Trump has, despite all his boasting about “landslide” wins, never really won by that much. Particularly now that he’s lost a lot of fence-sitting low-information voters, he can’t afford to lose a significant chunk of his formerly loyal base. This is a real opportunity to break Trump once and for all.
Revolution, not Reform
Because that ship has already sailed; the U.S.A. in in the midst of a fascist revolution already. The only question now is whether it is possible to have a prompt counterrevolution to that fascist revolution.
Even Democratic Party strategists are starting to admit that electoral politics won’t be enough: absent a groundswell of support from below, they won’t be able to turn this ship around. That is about as close an admission of the obvious as you are going to get from that crowd.

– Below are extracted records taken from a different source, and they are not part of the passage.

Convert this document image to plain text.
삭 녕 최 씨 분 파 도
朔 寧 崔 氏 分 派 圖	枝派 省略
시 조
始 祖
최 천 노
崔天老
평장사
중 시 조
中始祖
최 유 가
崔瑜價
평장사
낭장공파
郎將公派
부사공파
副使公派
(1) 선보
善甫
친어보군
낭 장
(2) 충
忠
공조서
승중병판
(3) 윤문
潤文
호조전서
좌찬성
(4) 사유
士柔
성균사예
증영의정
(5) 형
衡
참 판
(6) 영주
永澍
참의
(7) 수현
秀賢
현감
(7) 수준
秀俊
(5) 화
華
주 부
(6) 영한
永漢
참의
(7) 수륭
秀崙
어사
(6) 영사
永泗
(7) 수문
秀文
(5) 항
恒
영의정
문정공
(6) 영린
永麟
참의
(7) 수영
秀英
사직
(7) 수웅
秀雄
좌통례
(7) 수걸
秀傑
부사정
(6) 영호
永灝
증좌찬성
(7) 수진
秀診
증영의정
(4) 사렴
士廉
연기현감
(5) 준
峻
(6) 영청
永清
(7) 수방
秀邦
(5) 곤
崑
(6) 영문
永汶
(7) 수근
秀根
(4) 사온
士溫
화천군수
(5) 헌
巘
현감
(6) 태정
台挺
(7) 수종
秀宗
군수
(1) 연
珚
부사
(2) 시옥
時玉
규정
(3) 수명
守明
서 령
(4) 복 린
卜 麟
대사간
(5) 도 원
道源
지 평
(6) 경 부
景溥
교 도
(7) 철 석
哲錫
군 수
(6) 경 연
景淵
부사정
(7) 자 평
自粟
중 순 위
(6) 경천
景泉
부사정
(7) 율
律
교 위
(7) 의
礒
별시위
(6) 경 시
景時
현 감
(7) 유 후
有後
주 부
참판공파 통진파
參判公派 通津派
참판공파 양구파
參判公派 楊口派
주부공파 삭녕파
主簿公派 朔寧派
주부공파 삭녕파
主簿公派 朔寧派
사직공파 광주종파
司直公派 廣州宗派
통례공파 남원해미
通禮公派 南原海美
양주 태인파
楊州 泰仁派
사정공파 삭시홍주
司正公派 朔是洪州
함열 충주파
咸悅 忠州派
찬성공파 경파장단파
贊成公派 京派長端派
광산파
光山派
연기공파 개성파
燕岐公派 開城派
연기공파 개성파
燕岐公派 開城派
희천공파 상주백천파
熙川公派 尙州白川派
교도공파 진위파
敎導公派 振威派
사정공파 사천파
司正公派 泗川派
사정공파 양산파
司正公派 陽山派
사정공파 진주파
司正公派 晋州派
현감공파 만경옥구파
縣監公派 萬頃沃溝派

Minneapolis has shown the sentiment is out there. My money is on the Trump regime trying to stack or suppress the 2026 midterms, and having far more success in this endeavour than many now realize is possible.
Once that happens, there may be enough nationwide outrage for things to start getting interesting.
In other words, it’s all going to get significantly worse. Then it’s either going to get significantly better, or get worse yet.